The report makes clear we ask law enforcement officers to take on herculean tasks. They are on the front line of the opioid and mental health crises that plague Maine and the nation, and are called to end domestic disputes and to protect our school children. Building more accessible mental health and substance use treatment systems is a priority, but so is equipping officers and dispatchers with the tools to defuse dangerous situations before they become violent or deadly.
The Caledonian Record
Last week a group of Rice High School students sued the Vermont Department of Education for denying them access to the state’s dual enrollment program that allows high school kids to earn college credit at public expense. The state policy is to explicitly exclude religious schools from over $1 million in annual state funding.
That’s a violation of their civil rights, according to lawyers for the plaintiffs.

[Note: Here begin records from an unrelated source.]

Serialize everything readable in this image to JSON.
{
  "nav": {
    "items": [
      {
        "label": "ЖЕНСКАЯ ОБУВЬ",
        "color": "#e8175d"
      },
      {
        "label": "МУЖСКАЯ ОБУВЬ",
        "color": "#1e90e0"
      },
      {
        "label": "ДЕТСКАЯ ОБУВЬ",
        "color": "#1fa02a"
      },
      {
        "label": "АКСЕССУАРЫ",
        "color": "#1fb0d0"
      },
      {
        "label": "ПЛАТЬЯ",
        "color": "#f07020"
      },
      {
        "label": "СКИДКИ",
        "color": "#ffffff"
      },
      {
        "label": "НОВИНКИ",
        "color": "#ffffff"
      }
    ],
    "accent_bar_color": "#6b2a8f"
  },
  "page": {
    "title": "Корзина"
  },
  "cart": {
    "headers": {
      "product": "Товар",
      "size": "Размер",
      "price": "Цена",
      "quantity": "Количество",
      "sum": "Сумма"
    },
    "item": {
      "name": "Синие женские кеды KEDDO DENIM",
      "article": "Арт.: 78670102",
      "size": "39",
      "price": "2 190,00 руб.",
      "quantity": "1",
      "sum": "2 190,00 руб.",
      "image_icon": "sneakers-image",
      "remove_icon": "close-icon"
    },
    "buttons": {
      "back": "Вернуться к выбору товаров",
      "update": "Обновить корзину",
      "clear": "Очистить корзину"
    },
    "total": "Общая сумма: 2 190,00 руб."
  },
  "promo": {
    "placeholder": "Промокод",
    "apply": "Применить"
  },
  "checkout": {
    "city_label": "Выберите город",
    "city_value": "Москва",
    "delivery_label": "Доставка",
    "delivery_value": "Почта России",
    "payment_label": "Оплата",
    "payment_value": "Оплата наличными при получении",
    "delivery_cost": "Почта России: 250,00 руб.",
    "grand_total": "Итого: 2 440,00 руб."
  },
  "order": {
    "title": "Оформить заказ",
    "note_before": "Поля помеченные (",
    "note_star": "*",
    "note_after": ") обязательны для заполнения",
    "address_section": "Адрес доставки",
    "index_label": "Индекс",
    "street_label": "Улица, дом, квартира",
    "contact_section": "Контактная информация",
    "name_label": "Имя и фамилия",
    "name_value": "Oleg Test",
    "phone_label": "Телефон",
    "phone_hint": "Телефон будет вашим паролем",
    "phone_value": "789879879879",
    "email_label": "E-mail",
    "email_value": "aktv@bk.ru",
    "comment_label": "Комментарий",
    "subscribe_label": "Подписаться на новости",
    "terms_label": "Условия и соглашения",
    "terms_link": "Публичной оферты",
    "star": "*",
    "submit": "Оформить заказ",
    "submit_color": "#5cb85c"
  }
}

“The State is penalizing parents for exercising their constitutionally protected right to choose a religious education for their children, and is discriminating against the faith-based schools they choose,” lawyers for the Rice students said.
We agree, and think this challenge is long overdue.
We also would remind readers that legislators blew the opportunity to do the right thing in 2014 when the Vermont House rejected an amendment to H.876 (Branagan) to specifically allow religious school students to take advantage of the program.
The measure failed 76-65. Detractors said their concern was that any form of public support for religious school students might pose constitutional problems.
We think that’s pure hogwash and flies in the face of the Brigham decision — requiring equal access to educational opportunities and equal funding for all Vermont students. It’s also a question of basic fairness and decency.
Unfortunately the state Department of Education is notoriously incompetent on those fronts.
The way we see it, the state discriminates against these kids in a cynical bow to public school hegemony. Why else would an education department, whose lone competency is wasting taxpayer money, go out of its way to deny educational opportunities to a tiny class of Vermont students?
We think it’s nakedly partisan, mean-spirited and has virtually zero chance of surviving this long overdue legal challenge.